Gig review: Steve Tromans Debop Quartet
Last Words of Victor Jara
Glee Club Studio
11-11-09
Victor Jara was a Chilean singer, songwriter, theatre director and political activist who supported those who did all the work and had none of the power. As a supporter who helped to bring the socialist Salvador Allende to power in 1970, his star was ascendent.
After a military coup was mounted in 1973, his star fell – the day after Allende was executed, he was taken along with countless others to the Chile Stadium, and shortly thereafter, shot by firing squad.
Steve Tromans (piano), Aaron Diaz (trumpet), Miles Levin (drums) and Chris Mapp (bass) are four young jazz musicians who – and I am making an assumption here – have so far led far less dramatic lives in a country of far fewer contrasts and in far greater peace.
But Tromans is clearly an explorer – not just musically but intellectually, and then emotionally, too. In the process of researching the poet Alan Ginsberg, for a piece based on his poem Howl (which turned into a Birmingham Jazz commission a few years ago), he came upon the name of Victor Jara, and inquired further.
The result was this compelling and substantial evening of music. It began with a recording of Jara’s widow, remembering him, and then the band started a quietly building, increasingly churning piece, rather evoking thoughts developing, a movement gaining pace, a blossoming of ideas. This was not the music of Jara but of Tromans, but the lilt and lyricism of South American folk music was there along the seductive rhythm. I remembered the Liberation Music Orchestra of Charlie Haden and its jazz reworking of Spanish liberation songs – a fine tradition to follow.
The first half developed with hope and more musical exploration. Levin is a very interesting player, seeming able to create long almost melodic lines and great washes of percussion on the drums, in contrast to the instrument’s naturally staccato nature. By contrast, Tromans stresses staccato – evoking the plucked guitar or harp of Chilean music. Some of his precise, repeated phrases reminded me of the Necks’ Chris Abrahams.
Mapp turned in some strong, searching solos of his own, and some dramatic arco work in the second half, but his main strength was in support. Diaz is a very interesting player, getting right into the heart of the music with clear open lines or low growls – it’s striking and very refreshing to hear a trumpeter work hard at the lower end of the instrument’s range, and in the intimate setting of the Glee Club Studio he had the right environment.
At the beginning of the second half, we heard the last words of Jara, words smuggled out of the Chile Stadium on scraps of paper and here in an English translation by poet Adrian Mitchell. What followed was an attempt to convey in music the turmoil and tragedy of the military take-over, the shattering of dreams, the tragedy of Jara’s end. And it was very impressively done.

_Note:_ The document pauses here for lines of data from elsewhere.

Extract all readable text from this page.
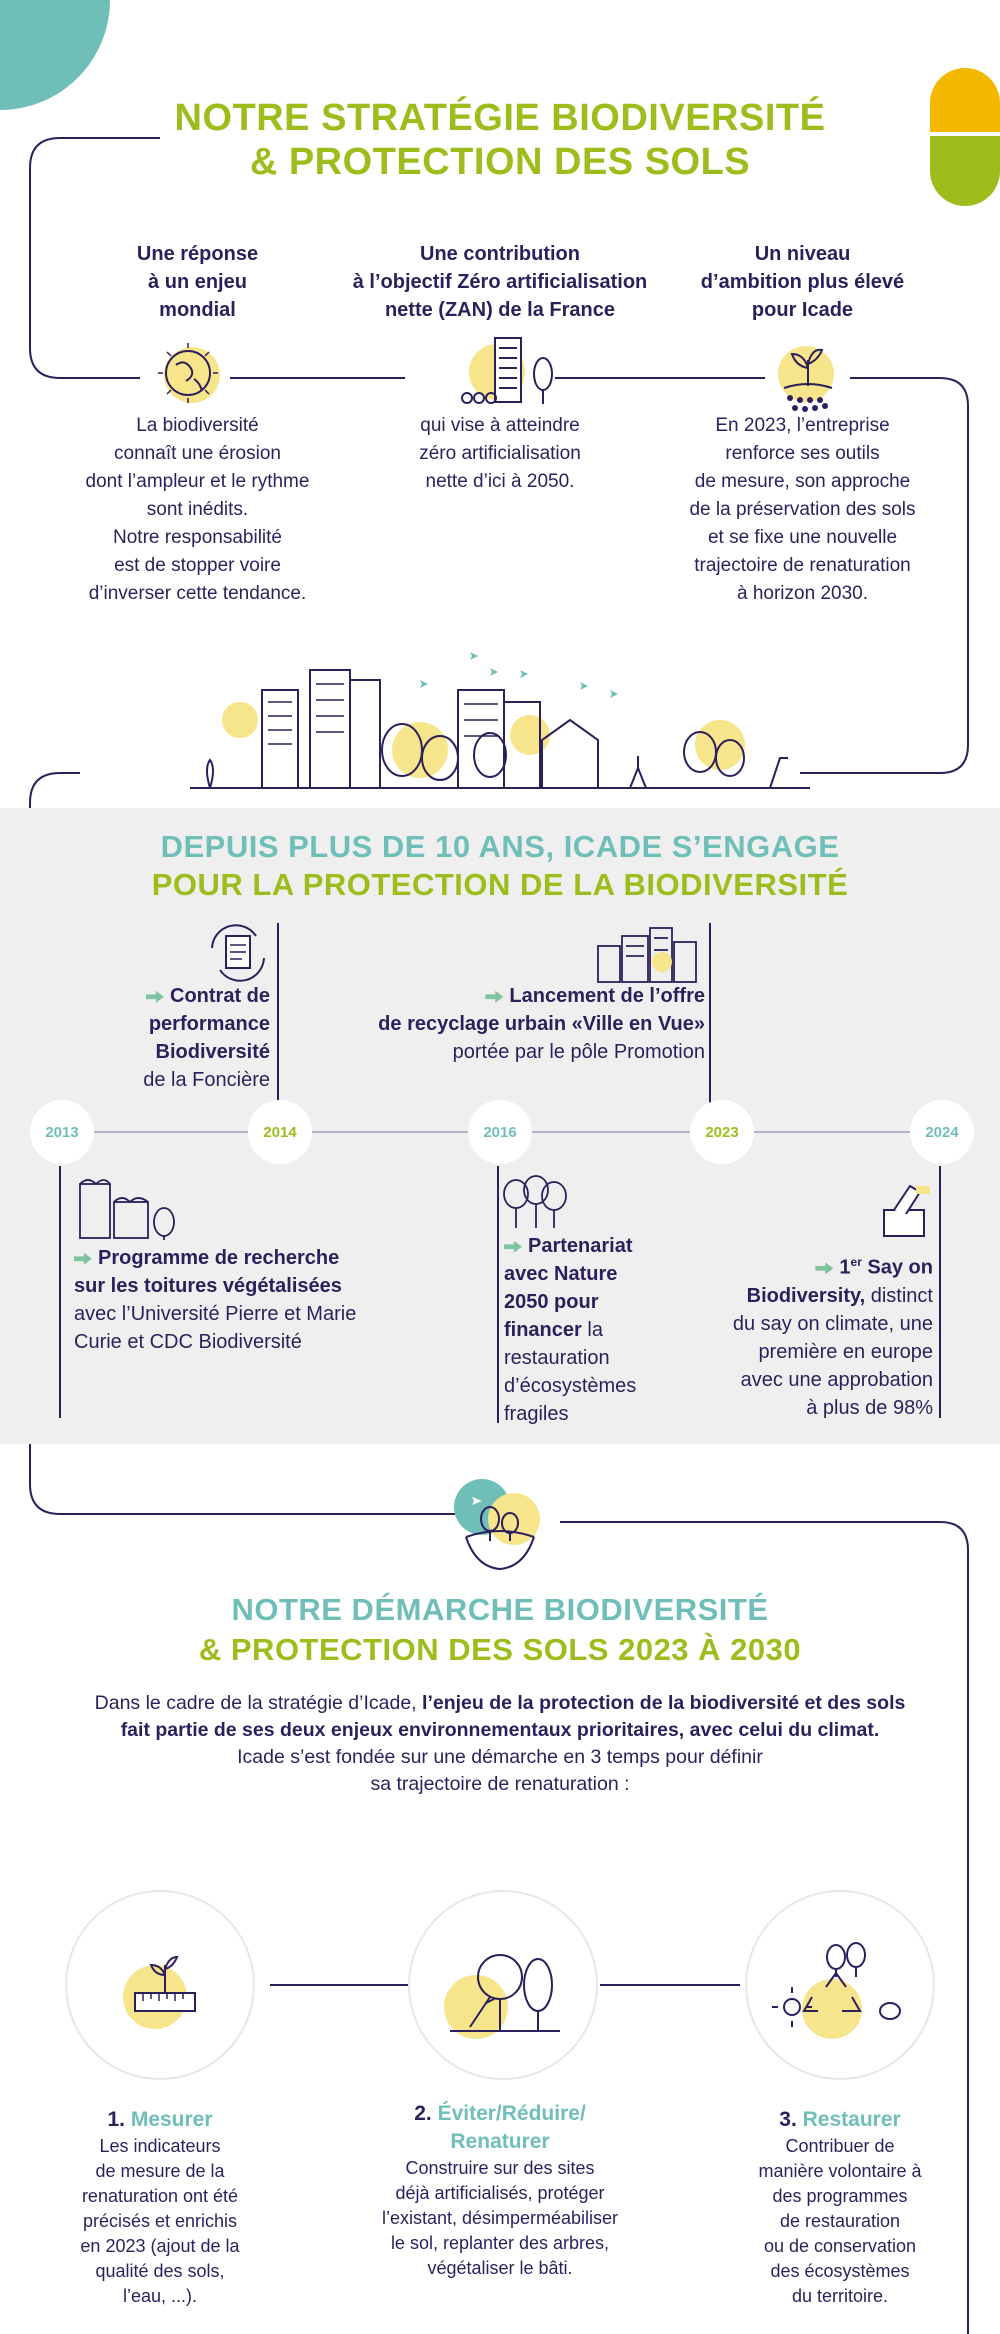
NOTRE STRATÉGIE BIODIVERSITÉ
& PROTECTION DES SOLS
Une réponse
à un enjeu
mondial
Une contribution
à l’objectif Zéro artificialisation
nette (ZAN) de la France
Un niveau
d’ambition plus élevé
pour Icade
La biodiversité
connaît une érosion
dont l’ampleur et le rythme
sont inédits.
Notre responsabilité
est de stopper voire
d’inverser cette tendance.
qui vise à atteindre
zéro artificialisation
nette d’ici à 2050.
En 2023, l’entreprise
renforce ses outils
de mesure, son approche
de la préservation des sols
et se fixe une nouvelle
trajectoire de renaturation
à horizon 2030.
DEPUIS PLUS DE 10 ANS, ICADE S’ENGAGE
POUR LA PROTECTION DE LA BIODIVERSITÉ
2013	2014	2016	2023	2024
Contrat de
performance
Biodiversité
de la Foncière
Lancement de l’offre
de recyclage urbain «Ville en Vue»
portée par le pôle Promotion
Programme de recherche
sur les toitures végétalisées
avec l’Université Pierre et Marie
Curie et CDC Biodiversité
Partenariat
avec Nature
2050 pour
financer la
restauration
d’écosystèmes
fragiles
1er Say on
Biodiversity, distinct
du say on climate, une
première en europe
avec une approbation
à plus de 98%
NOTRE DÉMARCHE BIODIVERSITÉ
& PROTECTION DES SOLS 2023 À 2030
Dans le cadre de la stratégie d’Icade, l’enjeu de la protection de la biodiversité et des sols
fait partie de ses deux enjeux environnementaux prioritaires, avec celui du climat.
Icade s’est fondée sur une démarche en 3 temps pour définir
sa trajectoire de renaturation :
1. Mesurer
Les indicateurs
de mesure de la
renaturation ont été
précisés et enrichis
en 2023 (ajout de la
qualité des sols,
l’eau, ...).
2. Éviter/Réduire/
Renaturer
Construire sur des sites
déjà artificialisés, protéger
l’existant, désimperméabiliser
le sol, replanter des arbres,
végétaliser le bâti.
3. Restaurer
Contribuer de
manière volontaire à
des programmes
de restauration
ou de conservation
des écosystèmes
du territoire.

And then they finished with a tune by Jara himself – full of light and hope and love. It was that love that Tromans stressed at the start of the evening as what had drawn him most to Victor Jara’ s story.

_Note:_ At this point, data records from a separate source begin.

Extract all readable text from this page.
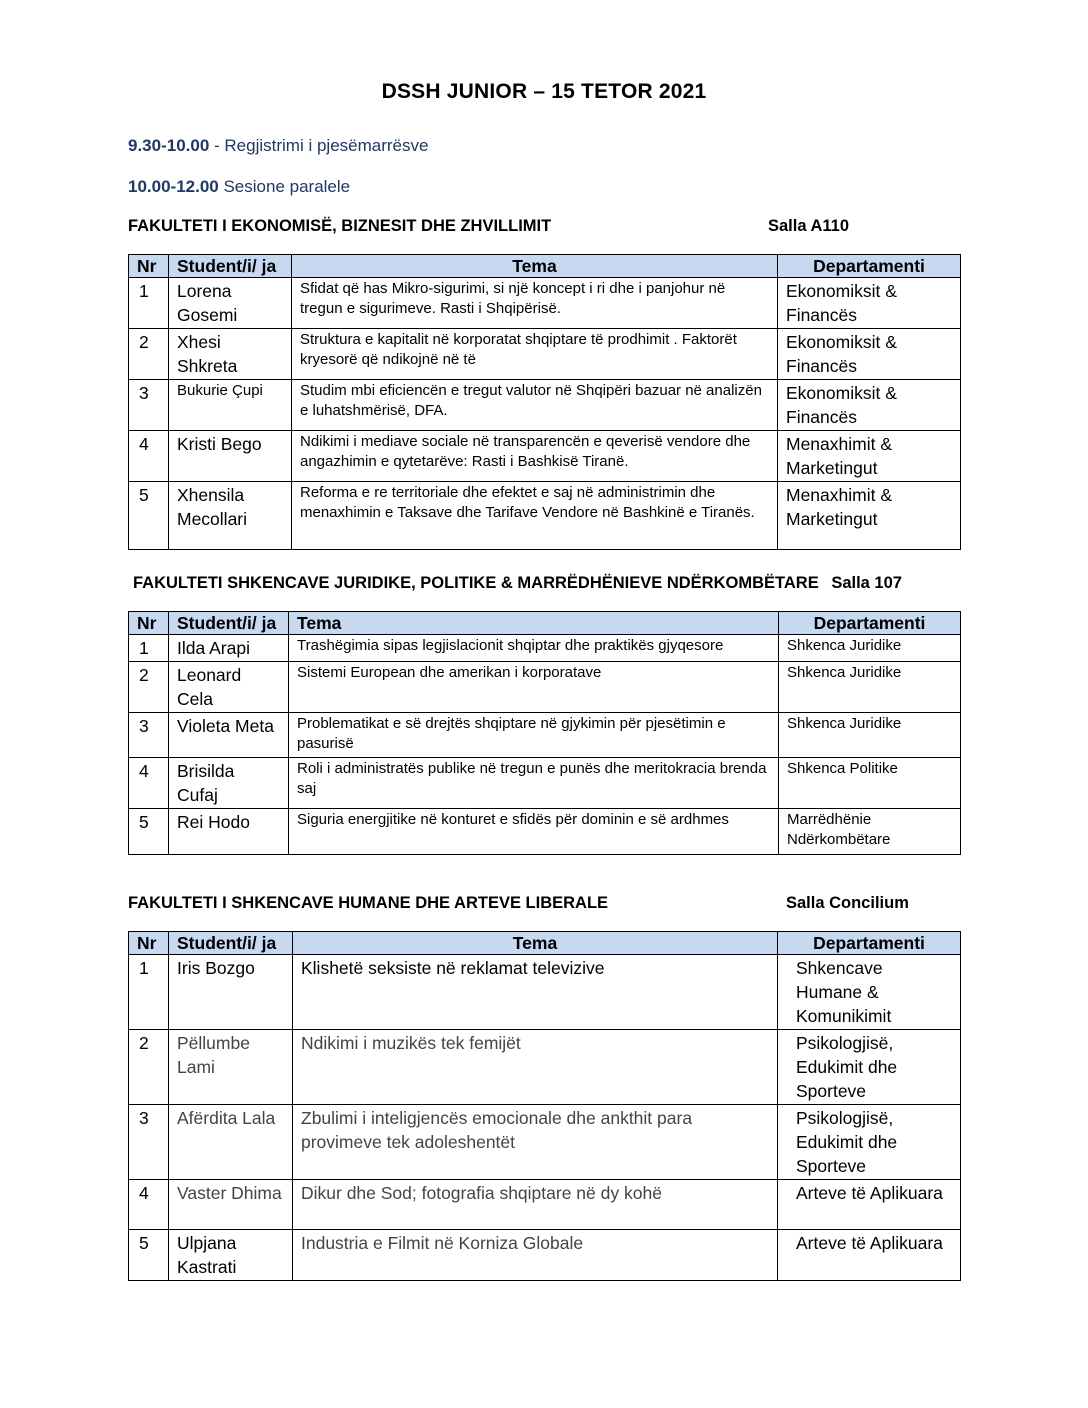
DSSH JUNIOR – 15 TETOR 2021
9.30-10.00 - Regjistrimi i pjesëmarrësve
10.00-12.00 Sesione paralele
FAKULTETI I EKONOMISË, BIZNESIT DHE ZHVILLIMIT	Salla A110
Nr	Student/i/ ja	Tema	Departamenti
1	Lorena Gosemi	Sfidat që has Mikro-sigurimi, si një koncept i ri dhe i panjohur në tregun e sigurimeve. Rasti i Shqipërisë.	Ekonomiksit & Financës
2	Xhesi Shkreta	Struktura e kapitalit në korporatat shqiptare të prodhimit . Faktorët kryesorë që ndikojnë në të	Ekonomiksit & Financës
3	Bukurie Çupi	Studim mbi eficiencën e tregut valutor në Shqipëri bazuar në analizën e luhatshmërisë, DFA.	Ekonomiksit & Financës
4	Kristi Bego	Ndikimi i mediave sociale në transparencën e qeverisë vendore dhe angazhimin e qytetarëve: Rasti i Bashkisë Tiranë.	Menaxhimit & Marketingut
5	Xhensila Mecollari	Reforma e re territoriale dhe efektet e saj në administrimin dhe menaxhimin e Taksave dhe Tarifave Vendore në Bashkinë e Tiranës.	Menaxhimit & Marketingut
FAKULTETI SHKENCAVE JURIDIKE, POLITIKE & MARRËDHËNIEVE NDËRKOMBËTARE Salla 107
Nr	Student/i/ ja	Tema	Departamenti
1	Ilda Arapi	Trashëgimia sipas legjislacionit shqiptar dhe praktikës gjyqesore	Shkenca Juridike
2	Leonard Cela	Sistemi European dhe amerikan i korporatave	Shkenca Juridike
3	Violeta Meta	Problematikat e së drejtës shqiptare në gjykimin për pjesëtimin e pasurisë	Shkenca Juridike
4	Brisilda Cufaj	Roli i administratës publike në tregun e punës dhe meritokracia brenda saj	Shkenca Politike
5	Rei Hodo	Siguria energjitike në konturet e sfidës për dominin e së ardhmes	Marrëdhënie Ndërkombëtare
FAKULTETI I SHKENCAVE HUMANE DHE ARTEVE LIBERALE	Salla Concilium
Nr	Student/i/ ja	Tema	Departamenti
1	Iris Bozgo	Klishetë seksiste në reklamat televizive	Shkencave Humane & Komunikimit
2	Pëllumbe Lami	Ndikimi i muzikës tek femijët	Psikologjisë, Edukimit dhe Sporteve
3	Afërdita Lala	Zbulimi i inteligjencës emocionale dhe ankthit para provimeve tek adoleshentët	Psikologjisë, Edukimit dhe Sporteve
4	Vaster Dhima	Dikur dhe Sod; fotografia shqiptare në dy kohë	Arteve të Aplikuara
5	Ulpjana Kastrati	Industria e Filmit në Korniza Globale	Arteve të Aplikuara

And that is why Tromans’ attempt to document and celebrate the life of Victor Jara is, it seems to me, so effective. It was really striking that, throughout this whole concert, there was not one moment when any of the musicians showed off their instrumental skill just for its own sake (and you don’t need me to tell you how rare that is in a jazz gig, never mind whether the band is young or old). It was all dedicated to, as one friend said, story-telling, and trying to convey the universal emotional empathy that, despite all the contrasts, links a South American revolutionary hero and martyr with four young jazz musicians working hard in a Birmingham nightclub.

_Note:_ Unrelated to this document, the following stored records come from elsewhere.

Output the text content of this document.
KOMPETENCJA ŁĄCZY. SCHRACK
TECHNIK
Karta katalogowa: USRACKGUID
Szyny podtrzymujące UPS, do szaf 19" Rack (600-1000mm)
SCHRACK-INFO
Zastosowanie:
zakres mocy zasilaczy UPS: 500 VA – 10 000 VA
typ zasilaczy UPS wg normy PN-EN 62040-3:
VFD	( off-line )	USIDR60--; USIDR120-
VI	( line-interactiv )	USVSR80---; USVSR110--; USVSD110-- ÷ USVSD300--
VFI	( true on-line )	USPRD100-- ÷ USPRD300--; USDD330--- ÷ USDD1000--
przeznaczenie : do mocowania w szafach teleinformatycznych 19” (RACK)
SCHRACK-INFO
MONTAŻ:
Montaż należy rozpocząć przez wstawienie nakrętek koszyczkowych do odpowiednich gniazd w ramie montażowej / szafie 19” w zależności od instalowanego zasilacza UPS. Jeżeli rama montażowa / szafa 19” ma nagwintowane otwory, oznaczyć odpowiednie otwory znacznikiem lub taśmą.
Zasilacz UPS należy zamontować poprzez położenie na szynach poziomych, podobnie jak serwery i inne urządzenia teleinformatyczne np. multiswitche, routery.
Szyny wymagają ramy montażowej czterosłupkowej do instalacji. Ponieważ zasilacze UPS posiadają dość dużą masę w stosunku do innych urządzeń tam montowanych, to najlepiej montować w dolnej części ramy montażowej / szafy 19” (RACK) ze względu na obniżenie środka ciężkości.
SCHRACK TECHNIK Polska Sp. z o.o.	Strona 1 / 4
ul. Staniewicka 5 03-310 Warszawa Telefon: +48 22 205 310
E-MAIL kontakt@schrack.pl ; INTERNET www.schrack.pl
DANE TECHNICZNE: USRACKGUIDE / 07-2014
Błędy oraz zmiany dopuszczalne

Of course, it’s also the reviewer’s job to listen critically, and there are four things I’d suggest: firstly, some editing, especially in the second half, would improve the piece a lot; secondly, the piano sound needs to be improved; thirdly, the Jara song at the end might be even stronger if it was just played straight without improvisation, and finally, if more people are to hear this music, the band needs to rustle up a few more friends, family, distant acquaintances, anyone to improve on the 18-strong audience they had last night.
Hi Peter, there was a minor assumption in the 3rd paragraph, Steve has lived in Mongolia, Dubai and (less contrastingly) Italy for extended periods, though maybe the 4th paragraph qualifies this – he’s definitely an explorer..
Thanks Mark – yes I was aware of Steve’s sojourn in Mongolia and Dubai. Still not quite as dramatic a life as that led by Jara, I suspect.